Crack. Doolin connected on the offering from Stavola. The ball was flying high into the sky heading towards left field. East Hampton eighth-grader Megan Hess ran over towards the left field foul line, put her glove up and squeezed the ball for the out. Stavola jumped up in excitement and continued on into the dugout after the final out of the inning.

It was this now involuntary repetition, taught by her pitching coach, that helped Stavola get through the fourth inning jam with a crowd of almost 250 fans looking on.

The intensity might have rattled other pitchers, but not Stavola.

"I like being in pressure situations," Stavola said. "You get such an adrenaline rush. I never get scared or nervous. I want to strike batters out for my team."

All that was going through the junior's head during the nail biting fourth inning. "Just get the out. Take one pitch at a time."

The momentum continued to swing in East Hampton's favor.

With one out in the bottom of the fifth, O'Brien hit a blooper over the second baseman's head and slid into second with a double. Danielle Waleko took over on the base paths for O'Brien. The next two Bonackers' hitters got hit by a pitch and struck out, respectively. Marta Johann came in to pinch hit with two outs and runners on first and second. Coach Lou Reale then called for a double steal. The Panthers' catcher wasn't able to get a throw off with the right hand hitting Johann in the batters box. The Bonackers' runners advanced to second and third. The stage was now set and Johann delivered with a RBI single through the right side, putting East Hampton on top 1-0.

"We put [Johann] up there to pinch hit because we had a hunch she'd get a hit," Reale said. "We just wanted to be aggressive and get the runners in scoring position and it worked."

One run was all Stavola and the East Hampton Bonackers would need.

Stavola retired Miller Place's seven, eight and nine hitters in order to end the game. Stavola's last out came via strikeout, her tenth on the day and 299th in 148 innings pitched. She ended the game with a one-hitter, having giving up five walks and hitting one batter.
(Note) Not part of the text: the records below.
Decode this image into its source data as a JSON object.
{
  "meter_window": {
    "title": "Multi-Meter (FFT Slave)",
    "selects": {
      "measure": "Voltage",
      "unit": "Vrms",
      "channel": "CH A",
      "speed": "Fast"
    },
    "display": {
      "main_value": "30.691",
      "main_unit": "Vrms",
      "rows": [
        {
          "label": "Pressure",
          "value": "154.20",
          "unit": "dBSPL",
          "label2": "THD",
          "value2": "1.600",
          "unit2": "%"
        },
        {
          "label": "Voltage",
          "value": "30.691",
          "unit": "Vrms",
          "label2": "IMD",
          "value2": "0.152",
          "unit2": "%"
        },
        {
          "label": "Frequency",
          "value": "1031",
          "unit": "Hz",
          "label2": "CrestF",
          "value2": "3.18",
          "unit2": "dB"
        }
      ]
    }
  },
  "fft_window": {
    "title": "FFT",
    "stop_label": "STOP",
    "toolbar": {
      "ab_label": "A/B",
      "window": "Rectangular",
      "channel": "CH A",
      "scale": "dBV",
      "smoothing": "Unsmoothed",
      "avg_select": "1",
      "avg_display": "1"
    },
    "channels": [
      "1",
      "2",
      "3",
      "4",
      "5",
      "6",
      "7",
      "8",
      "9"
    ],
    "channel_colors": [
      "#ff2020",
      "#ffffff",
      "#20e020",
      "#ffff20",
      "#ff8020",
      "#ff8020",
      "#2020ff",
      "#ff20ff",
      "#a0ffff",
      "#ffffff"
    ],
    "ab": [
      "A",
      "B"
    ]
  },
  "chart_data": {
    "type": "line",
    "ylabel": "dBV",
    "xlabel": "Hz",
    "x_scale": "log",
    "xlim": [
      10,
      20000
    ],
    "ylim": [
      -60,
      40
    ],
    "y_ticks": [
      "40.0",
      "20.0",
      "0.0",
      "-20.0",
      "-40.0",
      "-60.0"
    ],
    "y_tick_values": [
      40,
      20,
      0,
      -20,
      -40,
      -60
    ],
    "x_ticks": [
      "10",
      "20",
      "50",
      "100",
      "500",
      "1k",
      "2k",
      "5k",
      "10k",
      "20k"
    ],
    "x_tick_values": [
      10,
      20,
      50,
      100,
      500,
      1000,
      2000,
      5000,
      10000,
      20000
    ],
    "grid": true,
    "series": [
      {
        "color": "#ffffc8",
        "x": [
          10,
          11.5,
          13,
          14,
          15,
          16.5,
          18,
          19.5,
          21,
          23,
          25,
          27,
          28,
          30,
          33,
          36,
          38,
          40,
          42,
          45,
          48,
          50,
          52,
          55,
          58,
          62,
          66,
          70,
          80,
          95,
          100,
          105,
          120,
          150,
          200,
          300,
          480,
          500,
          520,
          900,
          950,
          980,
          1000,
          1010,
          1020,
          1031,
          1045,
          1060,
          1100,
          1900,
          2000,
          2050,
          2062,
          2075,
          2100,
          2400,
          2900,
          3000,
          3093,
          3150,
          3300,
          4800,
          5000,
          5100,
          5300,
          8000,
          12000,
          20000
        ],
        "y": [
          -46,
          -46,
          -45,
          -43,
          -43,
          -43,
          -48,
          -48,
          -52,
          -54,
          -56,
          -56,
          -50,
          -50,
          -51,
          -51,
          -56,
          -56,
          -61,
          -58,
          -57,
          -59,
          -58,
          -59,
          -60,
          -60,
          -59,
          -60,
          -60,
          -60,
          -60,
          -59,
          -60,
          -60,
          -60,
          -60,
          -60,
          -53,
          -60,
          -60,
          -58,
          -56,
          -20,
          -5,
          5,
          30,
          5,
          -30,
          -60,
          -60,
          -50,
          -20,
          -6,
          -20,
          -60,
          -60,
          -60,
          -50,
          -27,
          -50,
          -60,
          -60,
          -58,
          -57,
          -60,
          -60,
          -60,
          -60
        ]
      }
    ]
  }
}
Doolin was once again the bad-luck-losing-pitcher. In three games against East Hampton, Doolin lost all of them while only giving up four total runs.

The No.1 East Hampton Bonackers (21-1) will play its nemesis, according to Reale -- sixth seeded Islip in the best-of-three Suffolk Class A Finals.

But East Hampton may not have been advancing past the semifinals had it not been for the protective mandatory cages on the hitters helmets. In the bottom of the fourth inning Stavola fouled a ball off of her mask. She was able to shake it off, finishing the at bat and the inning with a ground out to short.

"Thank God for that cage," Stavola said.

Reale said that East Hampton wasn't as lucky in the pre-facemask softball days as players were occasionally injured.

"In the past we had a girl who broke her nose in the playoffs," Reale said. "[Stavola] would've been out with a broken nose."

Fortunately, the modest seventeen-year-old pitcher finished the game with a little ache and pain, immediately putting an ice wrap around her right arm after the outing.

Asked how she stays grounded with all of her success, Stavola replied, "I always believe there's going to be someone out there who's better than you. To me, the team is so much more important."